Troubleshooting: Deployment errors and unsupported models
HuggingFace hub has thousands of models with hundreds being updated each day. Only the most popular models in the collection are tested and others may fail with one of the below errors.
Gated models
Gated models require users to agree to share their contact information and accept the model owners' terms and conditions in order to access the model. Attempting to deploy such models will fail with a KeyError
.
Models that need to run remote code
Models typically use code from the transformers SDK but some models run code from the model repo. Such models need to set the parameter trust_remote_code
to True
. Follow this link to learn more about using remote code. Such models are not supported from keeping security in mind. Attempting to deploy such models will fail with the following error: ValueError: Loading <model> requires you to execute the configuration file in that repo on your local machine. Make sure you have read the code there to avoid malicious use, then set the option trust_remote_code=True to remove this error.
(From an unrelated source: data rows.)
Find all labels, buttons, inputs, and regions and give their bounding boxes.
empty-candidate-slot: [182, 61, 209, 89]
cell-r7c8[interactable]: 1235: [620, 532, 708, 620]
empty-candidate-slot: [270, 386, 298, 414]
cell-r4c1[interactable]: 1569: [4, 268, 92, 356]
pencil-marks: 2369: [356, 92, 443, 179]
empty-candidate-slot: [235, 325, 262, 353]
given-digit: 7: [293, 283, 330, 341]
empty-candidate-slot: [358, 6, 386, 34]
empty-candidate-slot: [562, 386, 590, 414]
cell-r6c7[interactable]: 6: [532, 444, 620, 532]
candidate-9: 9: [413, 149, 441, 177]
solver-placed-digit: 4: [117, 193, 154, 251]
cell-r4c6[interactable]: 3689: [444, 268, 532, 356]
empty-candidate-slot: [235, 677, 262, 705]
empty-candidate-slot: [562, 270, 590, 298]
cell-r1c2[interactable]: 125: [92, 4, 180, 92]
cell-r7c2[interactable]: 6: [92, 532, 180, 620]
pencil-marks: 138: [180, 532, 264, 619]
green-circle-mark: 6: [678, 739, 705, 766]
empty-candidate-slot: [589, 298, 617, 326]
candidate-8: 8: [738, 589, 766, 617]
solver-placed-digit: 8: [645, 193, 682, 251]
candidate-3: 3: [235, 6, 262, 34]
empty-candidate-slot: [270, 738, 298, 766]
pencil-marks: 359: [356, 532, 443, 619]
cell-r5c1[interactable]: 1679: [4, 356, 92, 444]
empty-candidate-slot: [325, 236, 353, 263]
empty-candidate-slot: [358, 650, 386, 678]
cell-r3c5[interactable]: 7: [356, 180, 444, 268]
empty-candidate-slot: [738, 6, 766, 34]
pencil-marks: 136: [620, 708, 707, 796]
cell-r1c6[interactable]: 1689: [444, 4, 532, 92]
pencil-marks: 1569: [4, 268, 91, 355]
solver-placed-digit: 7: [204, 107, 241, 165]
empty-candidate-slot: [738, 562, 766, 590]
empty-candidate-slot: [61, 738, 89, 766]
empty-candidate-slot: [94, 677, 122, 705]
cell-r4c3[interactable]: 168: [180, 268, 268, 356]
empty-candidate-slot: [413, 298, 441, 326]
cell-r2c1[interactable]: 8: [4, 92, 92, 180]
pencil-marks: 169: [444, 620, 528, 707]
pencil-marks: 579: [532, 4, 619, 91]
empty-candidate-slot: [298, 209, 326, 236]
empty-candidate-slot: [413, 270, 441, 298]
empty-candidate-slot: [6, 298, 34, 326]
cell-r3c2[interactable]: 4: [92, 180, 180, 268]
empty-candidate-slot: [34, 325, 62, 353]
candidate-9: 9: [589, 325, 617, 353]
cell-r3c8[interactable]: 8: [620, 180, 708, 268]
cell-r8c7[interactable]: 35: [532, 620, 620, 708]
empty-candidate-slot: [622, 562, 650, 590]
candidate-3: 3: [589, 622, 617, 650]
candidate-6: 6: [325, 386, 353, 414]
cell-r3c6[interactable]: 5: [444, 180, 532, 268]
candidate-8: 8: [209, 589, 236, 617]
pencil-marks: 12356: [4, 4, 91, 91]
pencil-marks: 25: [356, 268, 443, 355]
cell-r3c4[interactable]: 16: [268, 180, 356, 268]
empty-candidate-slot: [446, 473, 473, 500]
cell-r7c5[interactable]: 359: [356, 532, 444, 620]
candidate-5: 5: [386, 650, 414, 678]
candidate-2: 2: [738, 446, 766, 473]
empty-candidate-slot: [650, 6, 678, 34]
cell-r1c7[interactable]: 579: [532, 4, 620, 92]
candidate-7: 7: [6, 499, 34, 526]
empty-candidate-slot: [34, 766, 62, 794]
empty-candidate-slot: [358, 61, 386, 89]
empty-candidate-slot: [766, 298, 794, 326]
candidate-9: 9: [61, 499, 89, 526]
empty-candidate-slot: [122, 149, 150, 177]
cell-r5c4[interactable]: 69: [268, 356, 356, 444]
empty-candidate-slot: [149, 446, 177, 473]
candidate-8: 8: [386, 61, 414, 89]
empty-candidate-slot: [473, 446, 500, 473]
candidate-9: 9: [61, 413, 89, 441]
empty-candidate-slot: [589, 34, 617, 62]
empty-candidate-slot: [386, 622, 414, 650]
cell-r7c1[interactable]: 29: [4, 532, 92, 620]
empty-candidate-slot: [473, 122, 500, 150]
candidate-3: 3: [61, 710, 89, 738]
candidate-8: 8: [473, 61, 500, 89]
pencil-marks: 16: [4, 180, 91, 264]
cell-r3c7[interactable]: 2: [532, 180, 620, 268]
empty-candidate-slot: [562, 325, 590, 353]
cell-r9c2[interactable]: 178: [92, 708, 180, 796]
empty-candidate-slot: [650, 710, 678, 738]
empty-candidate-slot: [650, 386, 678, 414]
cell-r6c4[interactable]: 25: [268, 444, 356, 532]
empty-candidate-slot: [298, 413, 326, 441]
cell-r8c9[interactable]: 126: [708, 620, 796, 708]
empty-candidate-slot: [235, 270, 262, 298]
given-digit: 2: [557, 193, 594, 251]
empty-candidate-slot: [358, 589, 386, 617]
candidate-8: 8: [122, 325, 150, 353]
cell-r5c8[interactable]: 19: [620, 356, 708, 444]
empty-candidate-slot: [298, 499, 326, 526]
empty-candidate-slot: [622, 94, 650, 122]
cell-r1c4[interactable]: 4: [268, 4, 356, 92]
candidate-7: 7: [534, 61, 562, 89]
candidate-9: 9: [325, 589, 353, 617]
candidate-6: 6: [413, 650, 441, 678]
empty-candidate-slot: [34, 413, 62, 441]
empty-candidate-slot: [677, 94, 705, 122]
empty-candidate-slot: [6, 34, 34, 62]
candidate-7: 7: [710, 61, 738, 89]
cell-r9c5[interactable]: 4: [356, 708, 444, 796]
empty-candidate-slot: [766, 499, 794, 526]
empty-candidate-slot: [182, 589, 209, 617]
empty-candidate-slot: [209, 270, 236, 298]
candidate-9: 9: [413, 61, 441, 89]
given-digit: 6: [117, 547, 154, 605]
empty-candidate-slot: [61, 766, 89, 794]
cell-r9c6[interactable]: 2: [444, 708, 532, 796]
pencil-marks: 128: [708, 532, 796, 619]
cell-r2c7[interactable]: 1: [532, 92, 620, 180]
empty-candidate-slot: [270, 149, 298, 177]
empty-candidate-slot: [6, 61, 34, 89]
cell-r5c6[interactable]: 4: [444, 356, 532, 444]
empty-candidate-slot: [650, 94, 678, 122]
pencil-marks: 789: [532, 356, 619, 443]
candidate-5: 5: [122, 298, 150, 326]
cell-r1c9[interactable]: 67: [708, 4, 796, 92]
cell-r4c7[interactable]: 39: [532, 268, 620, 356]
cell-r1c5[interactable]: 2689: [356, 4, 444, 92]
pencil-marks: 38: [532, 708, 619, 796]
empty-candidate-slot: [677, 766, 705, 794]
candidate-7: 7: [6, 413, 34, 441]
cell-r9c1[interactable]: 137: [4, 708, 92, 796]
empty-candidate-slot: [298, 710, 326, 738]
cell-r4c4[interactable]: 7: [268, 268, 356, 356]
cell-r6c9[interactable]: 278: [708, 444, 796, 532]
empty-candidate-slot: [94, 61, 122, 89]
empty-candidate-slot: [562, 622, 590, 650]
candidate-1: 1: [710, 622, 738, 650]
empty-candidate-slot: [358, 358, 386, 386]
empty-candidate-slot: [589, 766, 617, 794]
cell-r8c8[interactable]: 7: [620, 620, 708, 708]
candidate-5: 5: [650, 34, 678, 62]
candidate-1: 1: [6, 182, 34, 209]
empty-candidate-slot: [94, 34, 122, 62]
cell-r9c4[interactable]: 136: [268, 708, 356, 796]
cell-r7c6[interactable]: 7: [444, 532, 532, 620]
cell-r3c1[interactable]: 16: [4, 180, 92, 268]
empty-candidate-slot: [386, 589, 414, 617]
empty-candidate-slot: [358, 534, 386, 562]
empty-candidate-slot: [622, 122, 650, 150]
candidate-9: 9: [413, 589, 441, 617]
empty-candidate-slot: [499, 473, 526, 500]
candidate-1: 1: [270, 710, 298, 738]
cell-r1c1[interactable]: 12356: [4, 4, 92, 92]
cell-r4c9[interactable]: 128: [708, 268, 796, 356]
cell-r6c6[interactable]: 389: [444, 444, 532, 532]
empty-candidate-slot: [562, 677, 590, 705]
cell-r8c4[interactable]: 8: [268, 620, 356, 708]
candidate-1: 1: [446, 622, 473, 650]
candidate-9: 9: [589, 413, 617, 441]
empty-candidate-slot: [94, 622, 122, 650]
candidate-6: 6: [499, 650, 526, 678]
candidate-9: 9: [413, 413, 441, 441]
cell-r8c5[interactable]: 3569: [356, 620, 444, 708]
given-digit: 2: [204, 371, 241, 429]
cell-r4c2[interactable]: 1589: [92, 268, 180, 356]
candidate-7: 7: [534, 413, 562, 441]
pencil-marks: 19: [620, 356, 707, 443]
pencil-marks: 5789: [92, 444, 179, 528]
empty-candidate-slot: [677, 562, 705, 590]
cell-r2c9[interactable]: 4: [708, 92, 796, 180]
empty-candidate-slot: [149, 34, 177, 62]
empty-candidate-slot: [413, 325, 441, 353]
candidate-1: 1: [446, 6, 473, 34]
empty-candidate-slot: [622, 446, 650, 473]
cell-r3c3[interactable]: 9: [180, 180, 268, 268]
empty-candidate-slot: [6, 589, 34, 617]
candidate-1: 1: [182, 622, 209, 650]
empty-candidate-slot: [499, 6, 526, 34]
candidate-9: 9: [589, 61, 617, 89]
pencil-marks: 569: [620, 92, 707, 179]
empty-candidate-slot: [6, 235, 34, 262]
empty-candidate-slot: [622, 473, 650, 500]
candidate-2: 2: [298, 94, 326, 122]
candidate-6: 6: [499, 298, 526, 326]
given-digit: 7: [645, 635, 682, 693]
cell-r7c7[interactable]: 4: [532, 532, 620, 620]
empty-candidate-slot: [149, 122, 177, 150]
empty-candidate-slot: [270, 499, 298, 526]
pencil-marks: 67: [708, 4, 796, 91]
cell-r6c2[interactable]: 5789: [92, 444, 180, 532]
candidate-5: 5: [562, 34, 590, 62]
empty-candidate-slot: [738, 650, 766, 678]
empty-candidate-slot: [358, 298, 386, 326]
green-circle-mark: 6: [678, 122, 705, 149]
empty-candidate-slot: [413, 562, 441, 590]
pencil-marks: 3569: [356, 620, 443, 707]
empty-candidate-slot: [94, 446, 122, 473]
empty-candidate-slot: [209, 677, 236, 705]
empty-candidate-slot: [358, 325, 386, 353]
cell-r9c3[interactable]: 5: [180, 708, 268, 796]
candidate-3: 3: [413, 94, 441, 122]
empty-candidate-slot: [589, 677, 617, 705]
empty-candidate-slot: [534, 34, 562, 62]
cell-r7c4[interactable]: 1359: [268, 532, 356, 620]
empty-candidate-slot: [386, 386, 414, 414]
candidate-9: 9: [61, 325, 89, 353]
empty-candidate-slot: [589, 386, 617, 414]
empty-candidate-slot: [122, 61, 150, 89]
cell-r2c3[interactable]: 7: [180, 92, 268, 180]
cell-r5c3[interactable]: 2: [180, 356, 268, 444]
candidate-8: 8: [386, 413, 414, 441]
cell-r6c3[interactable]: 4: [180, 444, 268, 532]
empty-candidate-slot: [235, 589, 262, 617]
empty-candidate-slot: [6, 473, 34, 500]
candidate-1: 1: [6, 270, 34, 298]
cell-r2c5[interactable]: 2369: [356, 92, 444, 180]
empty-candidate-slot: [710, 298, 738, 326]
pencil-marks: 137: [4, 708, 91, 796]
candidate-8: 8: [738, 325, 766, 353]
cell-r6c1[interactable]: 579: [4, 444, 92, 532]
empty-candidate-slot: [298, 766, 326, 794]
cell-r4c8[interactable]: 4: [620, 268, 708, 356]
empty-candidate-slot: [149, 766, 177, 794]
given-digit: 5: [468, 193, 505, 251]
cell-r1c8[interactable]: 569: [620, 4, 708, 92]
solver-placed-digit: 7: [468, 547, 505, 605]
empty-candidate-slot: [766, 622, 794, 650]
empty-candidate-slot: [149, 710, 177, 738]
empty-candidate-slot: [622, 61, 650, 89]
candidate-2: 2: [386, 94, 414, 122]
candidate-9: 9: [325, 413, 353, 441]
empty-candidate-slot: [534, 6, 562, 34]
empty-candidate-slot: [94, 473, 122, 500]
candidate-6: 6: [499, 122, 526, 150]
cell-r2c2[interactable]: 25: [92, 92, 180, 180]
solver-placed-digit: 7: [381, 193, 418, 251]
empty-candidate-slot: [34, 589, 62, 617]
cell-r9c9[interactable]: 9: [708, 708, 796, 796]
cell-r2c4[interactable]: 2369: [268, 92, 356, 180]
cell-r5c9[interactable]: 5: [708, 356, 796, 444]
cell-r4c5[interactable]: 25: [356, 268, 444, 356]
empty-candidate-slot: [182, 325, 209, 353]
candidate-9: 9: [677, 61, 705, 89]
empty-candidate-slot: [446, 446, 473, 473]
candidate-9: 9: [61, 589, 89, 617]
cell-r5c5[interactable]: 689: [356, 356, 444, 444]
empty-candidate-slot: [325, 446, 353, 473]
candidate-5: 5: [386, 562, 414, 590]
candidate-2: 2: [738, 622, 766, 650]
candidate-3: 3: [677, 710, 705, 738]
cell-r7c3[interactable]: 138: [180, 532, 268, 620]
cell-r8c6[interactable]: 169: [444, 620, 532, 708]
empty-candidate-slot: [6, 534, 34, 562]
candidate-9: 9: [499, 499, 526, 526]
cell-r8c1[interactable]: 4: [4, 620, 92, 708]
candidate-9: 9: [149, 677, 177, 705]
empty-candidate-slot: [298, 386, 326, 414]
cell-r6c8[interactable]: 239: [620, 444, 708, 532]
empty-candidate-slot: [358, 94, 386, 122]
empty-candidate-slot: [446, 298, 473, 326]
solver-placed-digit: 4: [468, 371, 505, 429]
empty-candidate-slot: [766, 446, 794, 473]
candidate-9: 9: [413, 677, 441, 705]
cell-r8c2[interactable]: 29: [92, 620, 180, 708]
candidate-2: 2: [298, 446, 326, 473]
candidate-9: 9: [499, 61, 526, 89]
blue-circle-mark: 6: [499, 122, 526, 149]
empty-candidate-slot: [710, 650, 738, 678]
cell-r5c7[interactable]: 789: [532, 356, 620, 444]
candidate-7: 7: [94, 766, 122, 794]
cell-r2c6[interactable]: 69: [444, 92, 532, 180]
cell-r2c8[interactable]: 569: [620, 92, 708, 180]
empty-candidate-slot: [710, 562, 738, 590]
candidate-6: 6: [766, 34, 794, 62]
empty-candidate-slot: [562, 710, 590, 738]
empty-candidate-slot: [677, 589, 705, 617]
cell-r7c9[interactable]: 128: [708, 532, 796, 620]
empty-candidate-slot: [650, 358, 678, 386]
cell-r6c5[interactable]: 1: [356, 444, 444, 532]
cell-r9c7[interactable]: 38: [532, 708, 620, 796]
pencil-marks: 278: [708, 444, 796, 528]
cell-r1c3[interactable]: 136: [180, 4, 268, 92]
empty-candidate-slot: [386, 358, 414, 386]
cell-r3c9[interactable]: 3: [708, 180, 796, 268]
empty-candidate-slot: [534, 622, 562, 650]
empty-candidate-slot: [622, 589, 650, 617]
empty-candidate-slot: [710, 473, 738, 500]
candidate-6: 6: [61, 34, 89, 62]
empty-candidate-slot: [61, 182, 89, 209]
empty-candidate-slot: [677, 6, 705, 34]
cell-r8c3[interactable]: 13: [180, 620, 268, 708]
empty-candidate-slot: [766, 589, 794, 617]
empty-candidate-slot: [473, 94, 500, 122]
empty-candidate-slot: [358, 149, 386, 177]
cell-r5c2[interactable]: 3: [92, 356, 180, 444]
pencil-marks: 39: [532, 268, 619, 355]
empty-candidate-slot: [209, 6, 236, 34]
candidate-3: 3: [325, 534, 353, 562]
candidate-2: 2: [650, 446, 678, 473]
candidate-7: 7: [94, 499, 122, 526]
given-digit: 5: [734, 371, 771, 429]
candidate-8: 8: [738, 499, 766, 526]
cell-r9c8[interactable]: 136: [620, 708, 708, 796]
Models with incorrect tokenizers
Incorrectly specified or missing tokenizer in the model package can result in OSError: Can't load tokenizer for <model>
error.
Missing libraries
Some models need additional python libraries. You can install missing libraries when running models locally. Models that need special libraries beyond the standard transformers libraries will fail with ModuleNotFoundError
or ImportError
error.
Insufficient memory
If you see the OutOfQuota: Container terminated due to insufficient memory
, try using a instance_type
with more memory.
Frequently asked questions
Where are the model weights stored?
Hugging Face models are featured in the Azure Machine Learning model catalog through the HuggingFace
registry. Hugging Face creates and manages this registry and is made available to Azure Machine Learning as a Community Registry. The model weights aren't hosted on Azure. The weights are downloaded directly from Hugging Face hub to the online endpoints in your workspace when these models deploy. HuggingFace
registry in AzureML works as a catalog to help discover and deploy HuggingFace hub models in Azure Machine Learning.
How to deploy the models for batch inference? Deploying these models to batch endpoints for batch inference is currently not supported.
Can I use models from the HuggingFace
registry as input to jobs so that I can finetune these models using transformers SDK?
Since the model weights aren't stored in the HuggingFace
registry, you cannot access model weights by using these models as inputs to jobs.
How do I get support if my deployments fail or inference doesn't work as expected?
HuggingFace
is a community registry and that is not covered by Microsoft support. Review the deployment logs and find out if the issue is related to Azure Machine Learning platform or specific to HuggingFace transformers. Contact Microsoft support for any platform issues. Example, not being able to create online endpoint or authentication to endpoint REST API doesn't work. For transformers specific issues, use the HuggingFace forum or HuggingFace support.
What is a community registry? Community registries are Azure Machine Learning registries created by trusted Azure Machine Learning partners and available to all Azure Machine Learning users.
Where can users submit questions and concerns regarding Hugging Face within Azure Machine Learning? Submit your questions in the Azure Machine Learning discussion forum.
Regional availability
The Hugging Face Collection is currently available in all regions of the public cloud only.